9. The method of claim 1, wherein obtaining the operation event for the page element comprises:

receiving a double-finger gesture operation executed aiming at the page element through a touch module;

if one finger in the double-finger gesture operation moves by taking the other finger as a center and the arc length between the other finger and the horizontal axis is reduced, generating a clockwise rotation event aiming at the page element;

and if the finger moves by taking the other finger as a center in the double-finger gesture operation and the arc length between the other finger and the horizontal axis is increased, generating a counterclockwise rotation event for the page element.

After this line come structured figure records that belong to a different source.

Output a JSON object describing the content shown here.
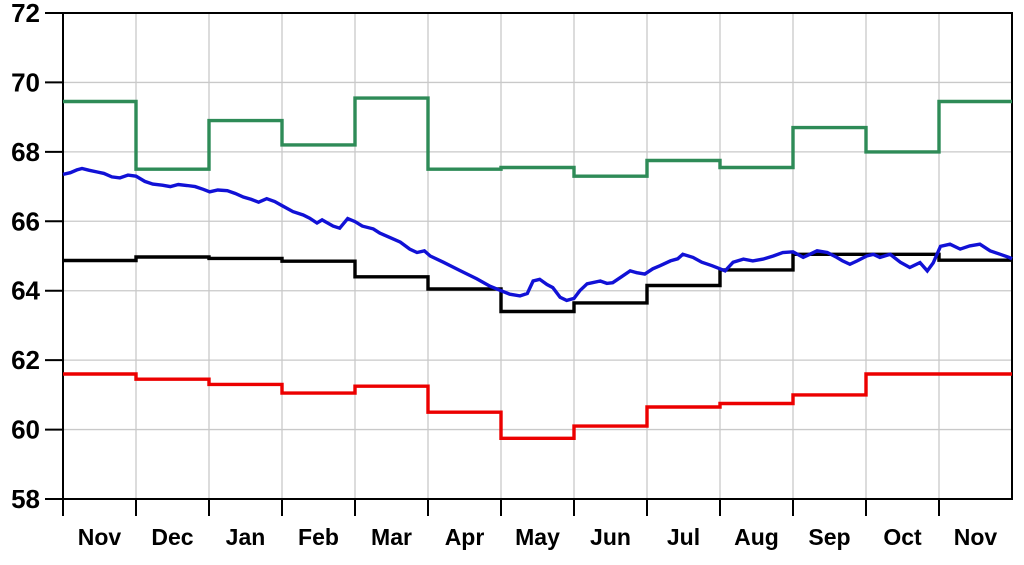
{
  "chart_data": {
    "type": "line",
    "title": "",
    "xlabel": "",
    "ylabel": "",
    "grid": true,
    "legend": "none",
    "x_axis": {
      "unit": "month",
      "months_shown": 13,
      "month_labels": [
        "Nov",
        "Dec",
        "Jan",
        "Feb",
        "Mar",
        "Apr",
        "May",
        "Jun",
        "Jul",
        "Aug",
        "Sep",
        "Oct",
        "Nov"
      ]
    },
    "y_axis": {
      "min": 58,
      "max": 72,
      "tick_step": 2,
      "tick_labels": [
        "58",
        "60",
        "62",
        "64",
        "66",
        "68",
        "70",
        "72"
      ]
    },
    "colors": {
      "upper_step": "#2e8b57",
      "middle_step": "#000000",
      "lower_step": "#ec0000",
      "daily_line": "#1111d6",
      "gridline": "#c9c9c9",
      "frame": "#000000"
    },
    "series": [
      {
        "name": "upper-monthly-step",
        "type": "step",
        "color_key": "upper_step",
        "monthly_values": [
          69.45,
          67.5,
          68.9,
          68.2,
          69.55,
          67.5,
          67.55,
          67.3,
          67.75,
          67.55,
          68.7,
          68.0,
          69.45
        ]
      },
      {
        "name": "middle-monthly-step",
        "type": "step",
        "color_key": "middle_step",
        "monthly_values": [
          64.87,
          64.97,
          64.93,
          64.85,
          64.4,
          64.05,
          63.4,
          63.65,
          64.15,
          64.6,
          65.05,
          65.05,
          64.88
        ]
      },
      {
        "name": "lower-monthly-step",
        "type": "step",
        "color_key": "lower_step",
        "monthly_values": [
          61.6,
          61.45,
          61.3,
          61.05,
          61.25,
          60.5,
          59.75,
          60.1,
          60.65,
          60.75,
          61.0,
          61.6,
          61.6
        ]
      },
      {
        "name": "daily-line",
        "type": "line",
        "color_key": "daily_line",
        "points": [
          [
            0.0,
            67.35
          ],
          [
            0.1,
            67.4
          ],
          [
            0.19,
            67.48
          ],
          [
            0.26,
            67.52
          ],
          [
            0.36,
            67.47
          ],
          [
            0.47,
            67.42
          ],
          [
            0.56,
            67.38
          ],
          [
            0.67,
            67.28
          ],
          [
            0.78,
            67.25
          ],
          [
            0.89,
            67.33
          ],
          [
            1.0,
            67.3
          ],
          [
            1.12,
            67.15
          ],
          [
            1.23,
            67.07
          ],
          [
            1.36,
            67.04
          ],
          [
            1.47,
            67.0
          ],
          [
            1.58,
            67.06
          ],
          [
            1.7,
            67.03
          ],
          [
            1.81,
            67.0
          ],
          [
            1.92,
            66.92
          ],
          [
            2.01,
            66.85
          ],
          [
            2.12,
            66.9
          ],
          [
            2.25,
            66.88
          ],
          [
            2.36,
            66.8
          ],
          [
            2.47,
            66.7
          ],
          [
            2.58,
            66.63
          ],
          [
            2.68,
            66.55
          ],
          [
            2.79,
            66.65
          ],
          [
            2.9,
            66.57
          ],
          [
            3.01,
            66.44
          ],
          [
            3.15,
            66.28
          ],
          [
            3.29,
            66.18
          ],
          [
            3.38,
            66.09
          ],
          [
            3.48,
            65.95
          ],
          [
            3.55,
            66.04
          ],
          [
            3.7,
            65.86
          ],
          [
            3.79,
            65.8
          ],
          [
            3.9,
            66.08
          ],
          [
            4.0,
            65.99
          ],
          [
            4.1,
            65.86
          ],
          [
            4.25,
            65.78
          ],
          [
            4.34,
            65.66
          ],
          [
            4.48,
            65.53
          ],
          [
            4.62,
            65.4
          ],
          [
            4.75,
            65.2
          ],
          [
            4.85,
            65.1
          ],
          [
            4.95,
            65.15
          ],
          [
            5.03,
            65.0
          ],
          [
            5.21,
            64.82
          ],
          [
            5.44,
            64.58
          ],
          [
            5.67,
            64.34
          ],
          [
            5.85,
            64.13
          ],
          [
            6.0,
            64.0
          ],
          [
            6.12,
            63.9
          ],
          [
            6.26,
            63.85
          ],
          [
            6.36,
            63.92
          ],
          [
            6.44,
            64.28
          ],
          [
            6.53,
            64.33
          ],
          [
            6.63,
            64.18
          ],
          [
            6.71,
            64.09
          ],
          [
            6.81,
            63.81
          ],
          [
            6.9,
            63.72
          ],
          [
            7.0,
            63.78
          ],
          [
            7.08,
            64.0
          ],
          [
            7.18,
            64.2
          ],
          [
            7.36,
            64.28
          ],
          [
            7.45,
            64.21
          ],
          [
            7.53,
            64.23
          ],
          [
            7.67,
            64.43
          ],
          [
            7.77,
            64.57
          ],
          [
            7.86,
            64.52
          ],
          [
            7.97,
            64.48
          ],
          [
            8.08,
            64.63
          ],
          [
            8.18,
            64.72
          ],
          [
            8.32,
            64.86
          ],
          [
            8.42,
            64.92
          ],
          [
            8.49,
            65.05
          ],
          [
            8.63,
            64.96
          ],
          [
            8.75,
            64.82
          ],
          [
            8.89,
            64.72
          ],
          [
            9.0,
            64.63
          ],
          [
            9.07,
            64.57
          ],
          [
            9.18,
            64.82
          ],
          [
            9.32,
            64.91
          ],
          [
            9.45,
            64.86
          ],
          [
            9.59,
            64.91
          ],
          [
            9.73,
            65.0
          ],
          [
            9.86,
            65.1
          ],
          [
            10.0,
            65.12
          ],
          [
            10.14,
            64.96
          ],
          [
            10.23,
            65.05
          ],
          [
            10.33,
            65.15
          ],
          [
            10.47,
            65.1
          ],
          [
            10.6,
            64.96
          ],
          [
            10.68,
            64.86
          ],
          [
            10.78,
            64.76
          ],
          [
            10.88,
            64.86
          ],
          [
            11.01,
            65.0
          ],
          [
            11.1,
            65.05
          ],
          [
            11.19,
            64.96
          ],
          [
            11.33,
            65.05
          ],
          [
            11.47,
            64.82
          ],
          [
            11.6,
            64.67
          ],
          [
            11.74,
            64.81
          ],
          [
            11.84,
            64.57
          ],
          [
            11.92,
            64.8
          ],
          [
            12.02,
            65.28
          ],
          [
            12.15,
            65.34
          ],
          [
            12.29,
            65.2
          ],
          [
            12.42,
            65.29
          ],
          [
            12.56,
            65.34
          ],
          [
            12.7,
            65.15
          ],
          [
            12.84,
            65.05
          ],
          [
            12.97,
            64.95
          ],
          [
            13.0,
            64.92
          ]
        ]
      }
    ]
  }
}
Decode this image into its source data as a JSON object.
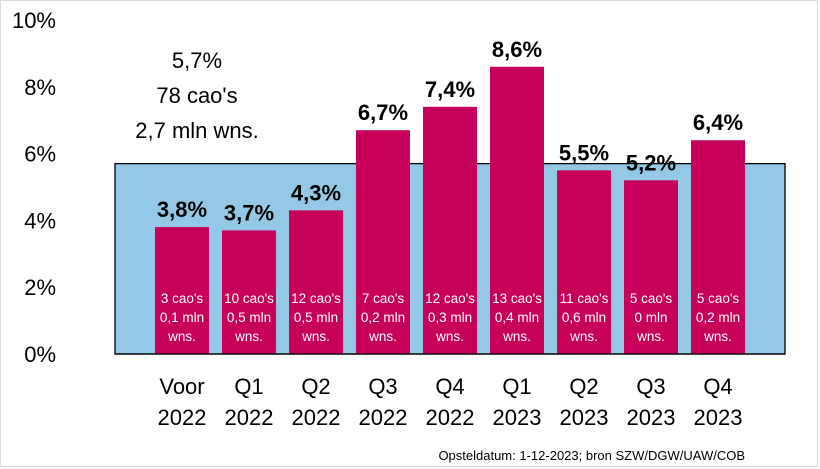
{
  "chart_data": {
    "type": "bar",
    "categories": [
      [
        "Voor",
        "2022"
      ],
      [
        "Q1",
        "2022"
      ],
      [
        "Q2",
        "2022"
      ],
      [
        "Q3",
        "2022"
      ],
      [
        "Q4",
        "2022"
      ],
      [
        "Q1",
        "2023"
      ],
      [
        "Q2",
        "2023"
      ],
      [
        "Q3",
        "2023"
      ],
      [
        "Q4",
        "2023"
      ]
    ],
    "values": [
      3.8,
      3.7,
      4.3,
      6.7,
      7.4,
      8.6,
      5.5,
      5.2,
      6.4
    ],
    "value_labels": [
      "3,8%",
      "3,7%",
      "4,3%",
      "6,7%",
      "7,4%",
      "8,6%",
      "5,5%",
      "5,2%",
      "6,4%"
    ],
    "bar_notes": [
      [
        "3 cao's",
        "0,1 mln",
        "wns."
      ],
      [
        "10 cao's",
        "0,5 mln",
        "wns."
      ],
      [
        "12 cao's",
        "0,5 mln",
        "wns."
      ],
      [
        "7 cao's",
        "0,2 mln",
        "wns."
      ],
      [
        "12 cao's",
        "0,3 mln",
        "wns."
      ],
      [
        "13 cao's",
        "0,4 mln",
        "wns."
      ],
      [
        "11 cao's",
        "0,6 mln",
        "wns."
      ],
      [
        "5 cao's",
        "0 mln",
        "wns."
      ],
      [
        "5 cao's",
        "0,2 mln",
        "wns."
      ]
    ],
    "average": {
      "value": 5.7,
      "label_lines": [
        "5,7%",
        "78 cao's",
        "2,7 mln wns."
      ]
    },
    "y_ticks": [
      "0%",
      "2%",
      "4%",
      "6%",
      "8%",
      "10%"
    ],
    "ylim": [
      0,
      10
    ],
    "grid": false,
    "source": "Opsteldatum: 1-12-2023; bron SZW/DGW/UAW/COB",
    "colors": {
      "bar": "#c70059",
      "average_area": "#93c9e7"
    }
  }
}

10. The method of claim 1, further comprising:

obtaining a scaling range of the page element; wherein the scaling range represents a fixed proportion of the size of the page element relative to the original size of the page element during scaling, each time of the page element is enlarged or reduced;

determining at least three reference points within the zoom scale range; wherein the at least three reference points comprise a zoom start point, a zoom end point, and at least one zoom order point located between the zoom start point and the zoom end point; the closer the at least one zooming step point is to the zooming end point, the larger the corresponding fixed proportion of each zooming-in or zooming-out is;

correspondingly, the operation event includes a scaling event, and the performing deformation processing on the page element based on the converted attribute parameter includes:

selecting a target reference point matched with the target proportion from the at least three reference points;

and zooming the page element based on the converted attribute parameters and the fixed proportion of each zooming-in or zooming-out corresponding to the target reference point.

11. The method of any of claims 1-10, wherein prior to obtaining the operational event for the page element, the method further comprises:

obtaining the aspect ratio of the page element;

if the aspect ratio meets the condition of the user-defined aspect ratio, calculating the maximum display proportion of the page element based on the user-defined aspect ratio and the size of the canvas of the page;

and displaying the page elements on the page at the maximum display scale.

12. An apparatus for processing page elements, comprising:

a memory for storing executable instructions; a processor for implementing the method of any one of claims 1 to 11 when executing executable instructions stored in the memory.

13. A computer-readable storage medium having stored thereon executable instructions for causing a processor, when executing, to implement the method of any one of claims 1 to 11.